Agentic AI will accelerate automation, not just of simple, repetitive tasks, but of many complex workflows that once felt untouchable. That reality is both unsettling and full of opportunity. The question that matters is not whether change will happen, but how we steer it so people and organizations thrive.
Accepting a new scale of automation
It’s helpful to be frank: autonomous agents will take on a huge volume of repetitive work and many complex tasks previously seen as uniquely human. Some professions will change dramatically, others may shrink or disappear. That’s a hard truth and a moment to plan rather than panic.
Social safety and the case for shared security
Given the scale of transformation, ideas once considered radical like a universal basic income or income smoothing mechanisms are worth serious discussion. These are the kinds of social tools that can buy time for reskilling and reduce the human cost of rapid disruption.
New jobs may emerge
History shows us that technological revolutions destroy some jobs and create others. Agentic AI will spawn new roles: agent designers, orchestration engineers, AI ethicists, interaction designers for human–agent teams, and jobs we can’t yet name. The net effect depends on how we train and transition talent.
Why humans still matter: Innovation, Values and Empathy
Even when we tweak model temperature to drive creativity, we remain inside the box operating with constraints of data, assumptions, and design choices. Humans are essential for going truly out of the box: imagining new problems, reframing goals, and ideating radical directions that machines cannot originate on their own.
Beyond ideation, humans carry a bedrock of values. Empathy, cultural understanding, and moral judgment are the lenses through which we sense evolving customer needs and design services that matter. Those human qualities are not optional; they are the glue that makes technological capability humane and useful.
On layoffs, short-term gains, and long-term regret
Some companies may see productivity gains and respond by massively cutting headcount. That path risks long-term damage. An employee augmented with AI can reach far greater productivity than a replaced workforce. Companies that retrain and re-deploy staff can expand what they serve new markets, new product lines, deeper customer relationships instead of shrinking capacity.
In short: firing people to save costs today can destroy the very capability you need to grow tomorrow.
Lean, reimagined
Consider the Lean analogy: when some organizations use Lean to continually cut costs and offshore work, they can hollow out capabilities.

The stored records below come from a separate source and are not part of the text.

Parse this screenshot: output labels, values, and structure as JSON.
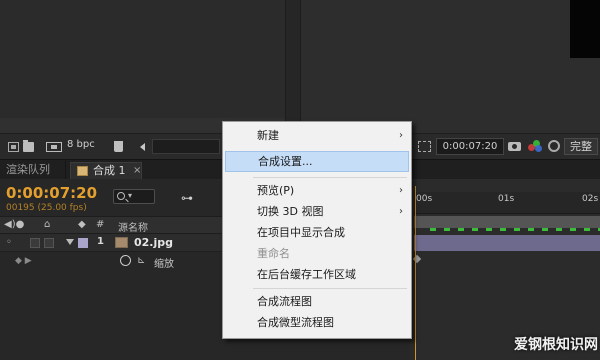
{
  "project_toolbar": {
    "bpc_label": "8 bpc"
  },
  "viewer_toolbar": {
    "timecode": "0:00:07:20",
    "full_label": "完整"
  },
  "tabs": {
    "render_queue": "渲染队列",
    "comp_tab": "合成 1",
    "close_glyph": "×"
  },
  "timeline": {
    "current_time": "0:00:07:20",
    "frame_info": "00195 (25.00 fps)",
    "search_caret": "▾",
    "header": {
      "hash": "#",
      "source_name": "源名称"
    },
    "layer": {
      "number": "1",
      "name": "02.jpg"
    },
    "property": {
      "label": "缩放"
    },
    "ruler": {
      "tick_0": "00s",
      "tick_1": "01s",
      "tick_2": "02s"
    }
  },
  "context_menu": {
    "items": [
      {
        "label": "新建",
        "submenu": true,
        "enabled": true
      },
      {
        "label": "合成设置...",
        "submenu": false,
        "enabled": true,
        "highlighted": true
      },
      {
        "label": "预览(P)",
        "submenu": true,
        "enabled": true
      },
      {
        "label": "切换 3D 视图",
        "submenu": true,
        "enabled": true
      },
      {
        "label": "在项目中显示合成",
        "submenu": false,
        "enabled": true
      },
      {
        "label": "重命名",
        "submenu": false,
        "enabled": false
      },
      {
        "label": "在后台缓存工作区域",
        "submenu": false,
        "enabled": true
      },
      {
        "label": "合成流程图",
        "submenu": false,
        "enabled": true
      },
      {
        "label": "合成微型流程图",
        "submenu": false,
        "enabled": true
      }
    ],
    "arrow_glyph": "›"
  },
  "watermark": "爱钢根知识网",
  "colors": {
    "timecode": "#e3a02e",
    "highlight": "#c5ddf7",
    "layer_label": "#a9a4c9"
  }
}
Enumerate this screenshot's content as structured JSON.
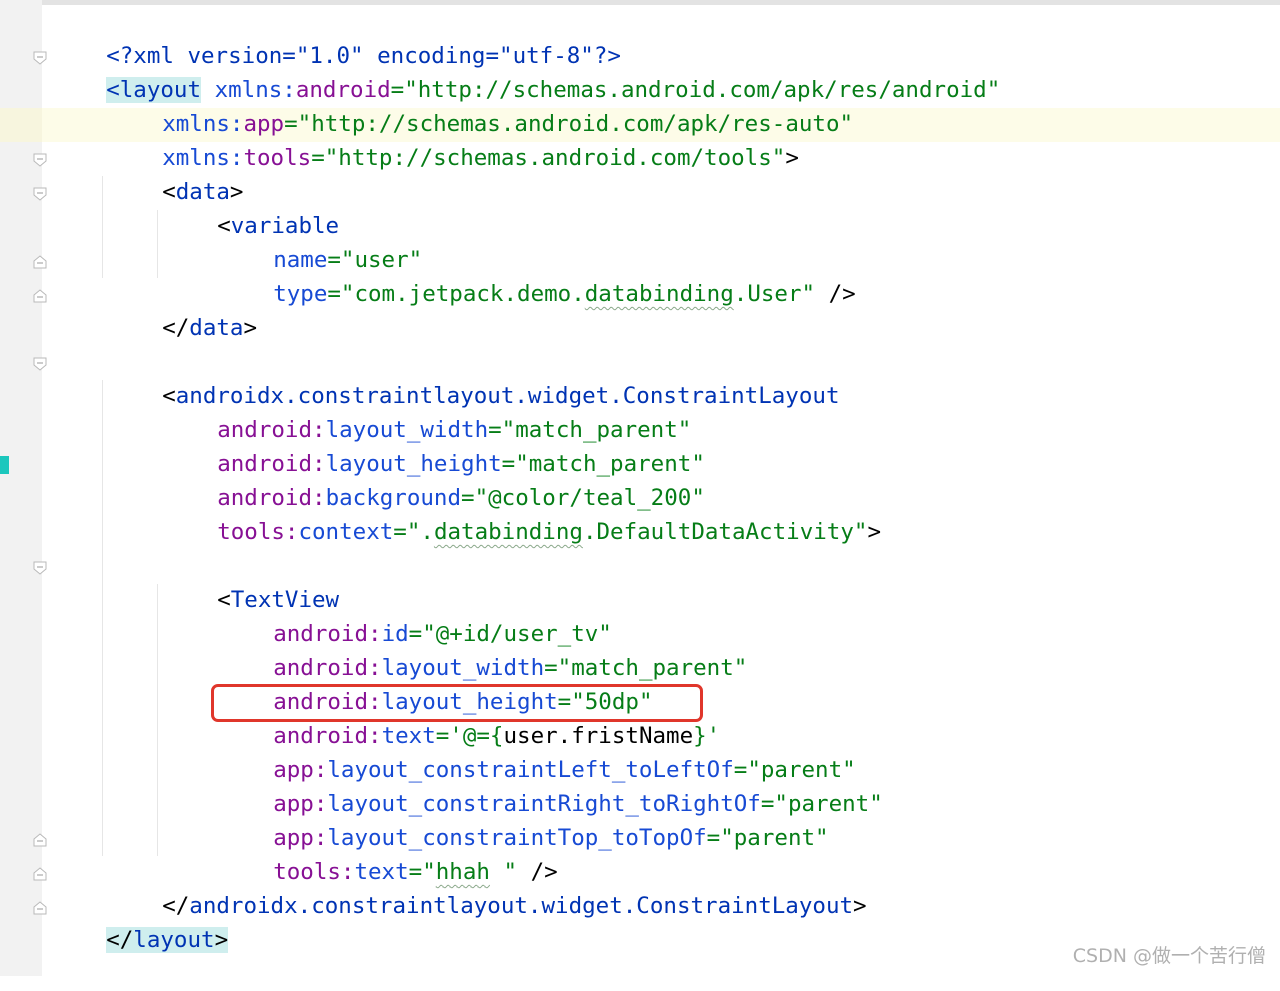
{
  "editor": {
    "lines": [
      {
        "pi": "<?xml version=\"1.0\" encoding=\"utf-8\"?>"
      },
      {
        "open": "<",
        "tag": "layout",
        "ns": "xmlns:",
        "attr": "android",
        "eq": "=",
        "val": "\"http://schemas.android.com/apk/res/android\""
      },
      {
        "ns": "xmlns:",
        "attr": "app",
        "eq": "=",
        "val": "\"http://schemas.android.com/apk/res-auto\""
      },
      {
        "ns": "xmlns:",
        "attr": "tools",
        "eq": "=",
        "val": "\"http://schemas.android.com/tools\"",
        "close": ">"
      },
      {
        "open": "<",
        "tag": "data",
        "close": ">"
      },
      {
        "open": "<",
        "tag": "variable"
      },
      {
        "attr": "name",
        "eq": "=",
        "val": "\"user\""
      },
      {
        "attr": "type",
        "eq": "=",
        "val_a": "\"com.jetpack.demo.",
        "val_b": "databinding",
        "val_c": ".User\"",
        "close": " />"
      },
      {
        "open": "</",
        "tag": "data",
        "close": ">"
      },
      {
        "open": "<",
        "tag": "androidx.constraintlayout.widget.ConstraintLayout"
      },
      {
        "ns": "android:",
        "attr": "layout_width",
        "eq": "=",
        "val": "\"match_parent\""
      },
      {
        "ns": "android:",
        "attr": "layout_height",
        "eq": "=",
        "val": "\"match_parent\""
      },
      {
        "ns": "android:",
        "attr": "background",
        "eq": "=",
        "val": "\"@color/teal_200\""
      },
      {
        "ns": "tools:",
        "attr": "context",
        "eq": "=",
        "val_a": "\".",
        "val_b": "databinding",
        "val_c": ".DefaultDataActivity\"",
        "close": ">"
      },
      {
        "open": "<",
        "tag": "TextView"
      },
      {
        "ns": "android:",
        "attr": "id",
        "eq": "=",
        "val": "\"@+id/user_tv\""
      },
      {
        "ns": "android:",
        "attr": "layout_width",
        "eq": "=",
        "val": "\"match_parent\""
      },
      {
        "ns": "android:",
        "attr": "layout_height",
        "eq": "=",
        "val": "\"50dp\""
      },
      {
        "ns": "android:",
        "attr": "text",
        "eq": "=",
        "val_a": "'@={",
        "val_b": "user.fristName",
        "val_c": "}'"
      },
      {
        "ns": "app:",
        "attr": "layout_constraintLeft_toLeftOf",
        "eq": "=",
        "val": "\"parent\""
      },
      {
        "ns": "app:",
        "attr": "layout_constraintRight_toRightOf",
        "eq": "=",
        "val": "\"parent\""
      },
      {
        "ns": "app:",
        "attr": "layout_constraintTop_toTopOf",
        "eq": "=",
        "val": "\"parent\""
      },
      {
        "ns": "tools:",
        "attr": "text",
        "eq": "=",
        "val_a": "\"",
        "val_b": "hhah",
        "val_c": " \"",
        "close": " />"
      },
      {
        "open": "</",
        "tag": "androidx.constraintlayout.widget.ConstraintLayout",
        "close": ">"
      },
      {
        "open": "</",
        "tag": "layout",
        "close": ">"
      }
    ]
  },
  "watermark": "CSDN @做一个苦行僧",
  "colors": {
    "tag": "#0033b3",
    "namespace": "#871094",
    "attribute": "#174ad4",
    "value": "#067d17",
    "highlight_box": "#e0362b",
    "change_marker": "#1cc7bd"
  }
}
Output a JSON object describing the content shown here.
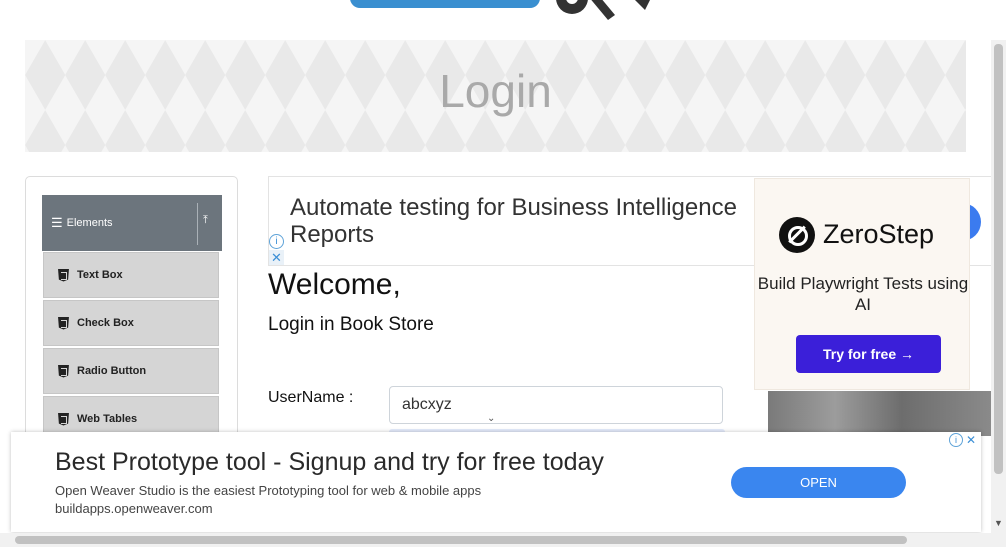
{
  "banner": {
    "title": "Login"
  },
  "sidebar": {
    "group_label": "Elements",
    "items": [
      {
        "label": "Text Box"
      },
      {
        "label": "Check Box"
      },
      {
        "label": "Radio Button"
      },
      {
        "label": "Web Tables"
      }
    ]
  },
  "top_ad": {
    "text": "Automate testing for Business Intelligence Reports"
  },
  "login": {
    "welcome": "Welcome,",
    "subtitle": "Login in Book Store",
    "username_label": "UserName :",
    "username_value": "abcxyz"
  },
  "side_ad": {
    "brand": "ZeroStep",
    "tagline": "Build Playwright Tests using AI",
    "cta": "Try for free →"
  },
  "bottom_ad": {
    "headline": "Best Prototype tool - Signup and try for free today",
    "description": "Open Weaver Studio is the easiest Prototyping tool for web & mobile apps",
    "url": "buildapps.openweaver.com",
    "button": "OPEN"
  },
  "colors": {
    "sidebar_header": "#6c757d",
    "cta_purple": "#3b1fd9",
    "ad_button_blue": "#3a86ef"
  }
}
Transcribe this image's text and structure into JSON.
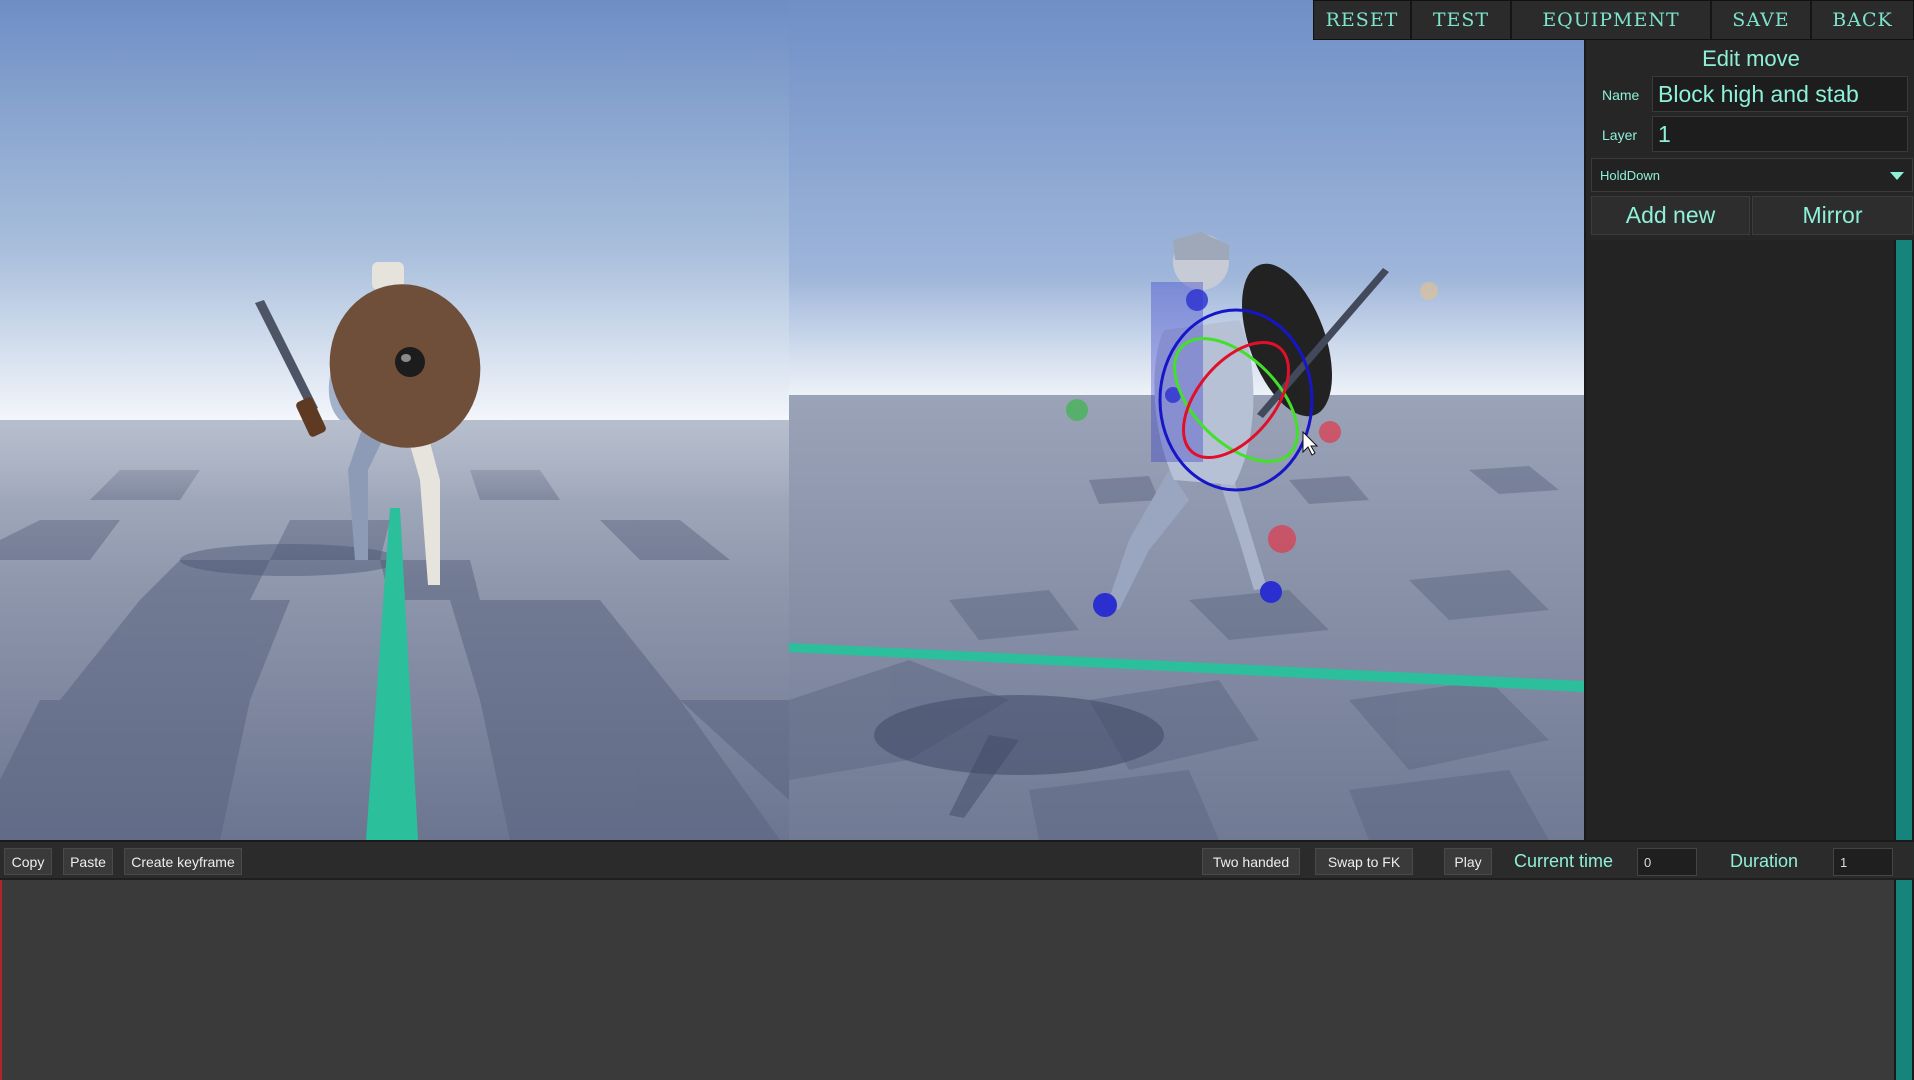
{
  "top_menu": {
    "reset": "RESET",
    "test": "TEST",
    "equipment": "EQUIPMENT",
    "save": "SAVE",
    "back": "BACK"
  },
  "panel": {
    "title": "Edit move",
    "name_label": "Name",
    "name_value": "Block high and stab",
    "layer_label": "Layer",
    "layer_value": "1",
    "mode_selected": "HoldDown",
    "add_new": "Add new",
    "mirror": "Mirror"
  },
  "timeline": {
    "copy": "Copy",
    "paste": "Paste",
    "create_keyframe": "Create keyframe",
    "two_handed": "Two handed",
    "swap_to_fk": "Swap to FK",
    "play": "Play",
    "current_time_label": "Current time",
    "current_time_value": "0",
    "duration_label": "Duration",
    "duration_value": "1"
  },
  "colors": {
    "accent_text": "#8ef0d7",
    "accent_teal": "#2bbf9c",
    "scrollbar": "#15847a",
    "playhead": "#b4242b",
    "gizmo_x": "#e0102a",
    "gizmo_y": "#43e02a",
    "gizmo_z": "#1616c8"
  },
  "icons": {
    "dropdown": "chevron-down-icon"
  }
}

By contrast, companies that truly embraced Lean principles like many Japanese manufacturers, invested in people, training, and continuous improvement, enabling them to successfully expand and even bring production back to new markets.
Agentic AI offers a similar fork in the road. If you only use it to do the same work with fewer people, you might win short-term savings. If you train your teams to master agentic tools, you multiply what your people can achieve: more products, broader services, faster learning.
Uncertainty is real but so is judgment
No one knows the absolute long-term truth about superintelligence or the full scope of disruption. That uncertainty calls for humility, not paralysis. My conviction is simple: place your bet on human potential. Invest in reskilling, build strong governance, and keep humans central to design and oversight.
Practical steps for leaders
- Train first: Upskill teams on agentic tools rather than shrinking headcount immediately.
- Redesign roles: Move people into higher-value jobs that use empathy, judgment, and creativity.
- Adopt guardrails: Implement permission layers, audit logs, and human-in-the-loop checks.
- Measure growth, not just cost: Track new revenue opportunities, products launched, and markets entered.
- Engage stakeholders: Work with unions, communities, and policymakers on transition plans.
A positive, human-centered vision
Agentic AI will change work profoundly. The future we get depends on choices we make today. I believe the best path is one where companies empower people training them, entrusting them with higher-value tasks, and using AI to amplify human creativity and care.
If we build that future thoughtfully, we won’t merely replace effort with automation. We will expand what humans can imagine and build moving out of the box together.